Tous les jours, les manifestants anti-gaz de schiste battent le pavé scandant «ni politique, ni hypocrisie, le peuple est éveillé» ou simplement «non au gaz de schiste».

Citoyens, militants, associations… près de 4000 personnes sont descendues dans la rue sachant que les rassemblements sont formellement interdits par la loi.

Jusqu’à présent, la mobilisation restait limitée: en 2012, une pétition en ligne avait été lancée «contre le lancement du premier forage de gaz de schiste dans le bassin de l’Ahnet». Elle compte 1 440 signataires.

Face à cette mobilisation croissante, le Premier ministre, Abdelmalek Sellal, est sorti de son silence. Il s’est exprimé, arguant qu’il n’était question, pour l’heure, que d’expérimentations s’étalant sur plusieurs années. «La question d’exploiter ou non le gaz de schiste sera tranchée à l’horizon 2020, en fonction des technologies disponibles à ce moment-là», a-t-il déclaré à la presse. Se voulant rassurant, il a par ailleurs précisé que «les forages actuels ne représentent aucun danger pour l’environnement ni pour la santé» et que «les mesures nécessaires ont été prises pour le respect des critères de sécurité».

Sa déclaration, et les précédentes prises de parole apaisantes du ministre de l’Energie, Youcef Yousfi, ne suffisent cependant pas à rassurer. Les opposants réclament un moratoire pur et simple sur les forages réalisés par la Sonatrach.

pas-de-gaz-de-schiste.jpgLes opposants dénoncent surtout le gaspillage et la pollution des nappes phréatiques. Pour extraire du gaz de schiste, la fracturation hydraulique est indispensable. Or celle-ci nécessite de grandes quantités d’eau (entre 15 000 et 20 000 m3 par puits). Dans cette zone qui vit une situation de stress hydrique permanent, la survie dépend exclusivement des eaux souterraines. D’autre part, ils pointent l’usage de produits chimiques qui, en plus de polluer les eaux, impactent la faune et la flore, et l’agriculture de manière plus générale.

Sur l’impact écologique, les responsables de la Sonatrach n’ont pas manqué de réagir. Et expliquent que «toutes les mesures de précaution» auraient été prises durant les expérimentations et que la technique de fracturation hydraulique, importée des Etats-Unis, est «totalement maîtrisée».

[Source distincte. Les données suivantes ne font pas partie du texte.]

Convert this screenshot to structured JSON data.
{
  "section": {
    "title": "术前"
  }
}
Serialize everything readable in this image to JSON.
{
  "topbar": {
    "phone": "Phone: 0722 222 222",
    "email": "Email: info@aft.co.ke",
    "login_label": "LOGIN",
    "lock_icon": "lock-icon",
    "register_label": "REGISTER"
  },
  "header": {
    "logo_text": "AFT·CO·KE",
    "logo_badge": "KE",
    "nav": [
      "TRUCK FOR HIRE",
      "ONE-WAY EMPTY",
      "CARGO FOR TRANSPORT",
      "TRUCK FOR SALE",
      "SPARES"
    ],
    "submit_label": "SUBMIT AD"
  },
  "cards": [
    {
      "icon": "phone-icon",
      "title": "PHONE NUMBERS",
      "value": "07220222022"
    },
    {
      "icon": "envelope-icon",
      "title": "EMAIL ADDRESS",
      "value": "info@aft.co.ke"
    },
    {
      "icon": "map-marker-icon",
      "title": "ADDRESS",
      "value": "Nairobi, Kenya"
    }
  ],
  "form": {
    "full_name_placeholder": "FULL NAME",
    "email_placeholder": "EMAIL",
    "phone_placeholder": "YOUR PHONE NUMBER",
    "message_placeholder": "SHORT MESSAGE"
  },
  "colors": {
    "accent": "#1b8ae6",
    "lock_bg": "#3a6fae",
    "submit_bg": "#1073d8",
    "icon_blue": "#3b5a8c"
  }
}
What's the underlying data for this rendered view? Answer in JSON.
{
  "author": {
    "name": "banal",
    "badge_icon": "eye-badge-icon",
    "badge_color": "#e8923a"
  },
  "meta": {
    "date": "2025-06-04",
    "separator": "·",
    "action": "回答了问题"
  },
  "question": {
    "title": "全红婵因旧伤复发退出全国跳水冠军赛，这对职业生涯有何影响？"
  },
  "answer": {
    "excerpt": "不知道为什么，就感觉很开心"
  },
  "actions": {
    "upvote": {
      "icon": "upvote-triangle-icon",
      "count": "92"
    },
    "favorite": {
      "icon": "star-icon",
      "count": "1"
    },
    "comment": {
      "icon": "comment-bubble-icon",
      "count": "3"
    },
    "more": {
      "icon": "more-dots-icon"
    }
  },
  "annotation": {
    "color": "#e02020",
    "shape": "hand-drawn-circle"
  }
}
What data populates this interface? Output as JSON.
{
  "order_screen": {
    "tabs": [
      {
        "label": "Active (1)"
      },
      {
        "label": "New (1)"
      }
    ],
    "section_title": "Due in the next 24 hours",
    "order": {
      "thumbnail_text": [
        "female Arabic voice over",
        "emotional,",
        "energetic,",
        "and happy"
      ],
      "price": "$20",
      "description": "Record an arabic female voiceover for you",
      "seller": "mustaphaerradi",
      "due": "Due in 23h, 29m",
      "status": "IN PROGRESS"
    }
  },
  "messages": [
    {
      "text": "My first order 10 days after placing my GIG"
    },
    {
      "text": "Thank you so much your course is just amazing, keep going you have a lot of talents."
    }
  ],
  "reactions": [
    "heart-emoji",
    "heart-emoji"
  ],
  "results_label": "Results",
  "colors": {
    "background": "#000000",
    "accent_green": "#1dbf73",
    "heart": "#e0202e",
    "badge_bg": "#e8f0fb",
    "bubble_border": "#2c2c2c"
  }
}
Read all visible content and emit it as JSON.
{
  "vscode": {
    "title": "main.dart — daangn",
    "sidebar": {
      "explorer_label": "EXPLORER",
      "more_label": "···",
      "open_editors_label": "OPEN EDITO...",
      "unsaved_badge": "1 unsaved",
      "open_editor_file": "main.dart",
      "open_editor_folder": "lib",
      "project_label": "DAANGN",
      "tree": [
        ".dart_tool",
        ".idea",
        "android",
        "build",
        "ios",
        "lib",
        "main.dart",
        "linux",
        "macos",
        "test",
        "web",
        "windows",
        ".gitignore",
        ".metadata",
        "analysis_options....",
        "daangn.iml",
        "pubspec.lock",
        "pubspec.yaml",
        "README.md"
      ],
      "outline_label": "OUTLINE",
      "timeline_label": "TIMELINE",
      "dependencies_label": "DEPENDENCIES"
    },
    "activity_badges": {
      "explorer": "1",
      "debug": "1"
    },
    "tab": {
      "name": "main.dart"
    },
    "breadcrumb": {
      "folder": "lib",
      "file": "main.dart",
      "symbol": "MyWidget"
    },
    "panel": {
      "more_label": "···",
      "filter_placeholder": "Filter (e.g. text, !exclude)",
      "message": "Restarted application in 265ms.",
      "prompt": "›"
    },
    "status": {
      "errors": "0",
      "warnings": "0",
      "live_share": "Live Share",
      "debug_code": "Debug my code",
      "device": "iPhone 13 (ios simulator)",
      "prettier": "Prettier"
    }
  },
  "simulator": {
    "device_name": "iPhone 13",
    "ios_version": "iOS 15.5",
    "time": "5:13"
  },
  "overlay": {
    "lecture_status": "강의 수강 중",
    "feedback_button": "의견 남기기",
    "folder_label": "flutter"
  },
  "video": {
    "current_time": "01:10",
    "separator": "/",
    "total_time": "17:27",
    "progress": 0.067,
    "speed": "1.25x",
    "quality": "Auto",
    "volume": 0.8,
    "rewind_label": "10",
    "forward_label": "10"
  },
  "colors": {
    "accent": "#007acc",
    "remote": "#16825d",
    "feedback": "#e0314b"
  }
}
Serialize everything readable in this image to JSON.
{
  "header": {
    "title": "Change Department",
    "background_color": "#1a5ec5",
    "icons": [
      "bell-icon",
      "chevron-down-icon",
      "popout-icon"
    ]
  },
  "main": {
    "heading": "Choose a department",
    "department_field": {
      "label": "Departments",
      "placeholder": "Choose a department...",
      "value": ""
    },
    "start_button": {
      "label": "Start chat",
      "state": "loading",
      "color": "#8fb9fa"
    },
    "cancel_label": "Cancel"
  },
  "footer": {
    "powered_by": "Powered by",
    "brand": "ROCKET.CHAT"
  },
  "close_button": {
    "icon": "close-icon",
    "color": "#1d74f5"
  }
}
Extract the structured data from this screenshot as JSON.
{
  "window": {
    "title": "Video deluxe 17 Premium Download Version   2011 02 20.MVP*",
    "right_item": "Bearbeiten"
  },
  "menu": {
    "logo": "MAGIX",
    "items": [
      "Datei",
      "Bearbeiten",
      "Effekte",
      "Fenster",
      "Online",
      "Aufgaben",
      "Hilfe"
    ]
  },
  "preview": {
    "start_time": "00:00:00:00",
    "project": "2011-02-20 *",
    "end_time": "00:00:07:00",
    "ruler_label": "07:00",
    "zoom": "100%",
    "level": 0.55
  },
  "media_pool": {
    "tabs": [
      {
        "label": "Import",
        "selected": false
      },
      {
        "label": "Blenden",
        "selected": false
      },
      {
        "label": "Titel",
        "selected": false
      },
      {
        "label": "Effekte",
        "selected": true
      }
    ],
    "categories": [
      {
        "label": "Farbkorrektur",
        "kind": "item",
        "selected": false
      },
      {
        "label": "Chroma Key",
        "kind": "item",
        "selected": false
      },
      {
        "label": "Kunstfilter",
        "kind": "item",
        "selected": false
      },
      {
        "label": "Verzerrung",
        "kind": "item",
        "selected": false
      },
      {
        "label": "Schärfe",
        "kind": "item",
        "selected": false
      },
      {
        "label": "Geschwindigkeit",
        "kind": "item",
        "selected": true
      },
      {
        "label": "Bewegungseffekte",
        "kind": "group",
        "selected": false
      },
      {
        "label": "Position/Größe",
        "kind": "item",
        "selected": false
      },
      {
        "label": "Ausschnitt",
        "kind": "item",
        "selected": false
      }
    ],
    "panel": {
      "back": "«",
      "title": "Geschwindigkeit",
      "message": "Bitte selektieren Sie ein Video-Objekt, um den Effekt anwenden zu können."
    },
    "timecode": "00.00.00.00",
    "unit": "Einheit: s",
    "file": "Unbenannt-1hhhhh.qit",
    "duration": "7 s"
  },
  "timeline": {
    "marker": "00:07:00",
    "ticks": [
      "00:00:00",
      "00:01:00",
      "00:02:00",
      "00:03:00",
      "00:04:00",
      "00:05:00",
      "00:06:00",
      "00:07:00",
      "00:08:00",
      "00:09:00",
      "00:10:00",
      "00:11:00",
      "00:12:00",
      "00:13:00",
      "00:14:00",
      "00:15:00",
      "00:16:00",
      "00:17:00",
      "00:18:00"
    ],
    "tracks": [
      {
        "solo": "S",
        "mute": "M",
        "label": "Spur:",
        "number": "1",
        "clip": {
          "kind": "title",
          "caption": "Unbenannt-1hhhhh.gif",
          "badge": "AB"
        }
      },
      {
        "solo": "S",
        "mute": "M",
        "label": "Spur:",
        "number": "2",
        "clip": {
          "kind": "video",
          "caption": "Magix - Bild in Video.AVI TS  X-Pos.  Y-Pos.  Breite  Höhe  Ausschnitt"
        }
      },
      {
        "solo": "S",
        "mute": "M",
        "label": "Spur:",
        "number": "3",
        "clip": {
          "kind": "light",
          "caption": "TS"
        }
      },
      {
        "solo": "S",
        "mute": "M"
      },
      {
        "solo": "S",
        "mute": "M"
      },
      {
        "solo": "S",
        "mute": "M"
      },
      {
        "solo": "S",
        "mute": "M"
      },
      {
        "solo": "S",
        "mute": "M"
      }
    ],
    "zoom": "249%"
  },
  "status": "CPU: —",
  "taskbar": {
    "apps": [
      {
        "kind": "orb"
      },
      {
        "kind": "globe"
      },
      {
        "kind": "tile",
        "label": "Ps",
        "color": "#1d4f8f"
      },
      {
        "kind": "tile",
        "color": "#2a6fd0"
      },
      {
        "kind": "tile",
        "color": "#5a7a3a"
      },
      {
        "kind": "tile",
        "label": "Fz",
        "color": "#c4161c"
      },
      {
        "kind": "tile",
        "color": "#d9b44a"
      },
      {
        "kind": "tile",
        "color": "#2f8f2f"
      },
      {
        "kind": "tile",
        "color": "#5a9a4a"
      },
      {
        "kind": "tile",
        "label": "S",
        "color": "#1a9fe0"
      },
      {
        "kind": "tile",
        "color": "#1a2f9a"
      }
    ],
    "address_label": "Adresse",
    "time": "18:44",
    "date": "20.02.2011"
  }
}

Le gouvernement ne s’attendait pas à faire face, un jour, à un tel vent de protestation. Pour les autorités et les entreprises d’hydrocarbures, l’exploitation du gaz de schiste représente l’occasion de conquérir un nouveau marché. Avec 4 940 trillions de pieds cubes de réserves de gaz de schiste dont 740 trillions de pieds cubes sont récupérables, l’Algérie se place au 4e rang mondial de ressources récupérables, selon des évaluations réalisées par Sonatrach avec des compagnies pétrolières internationales.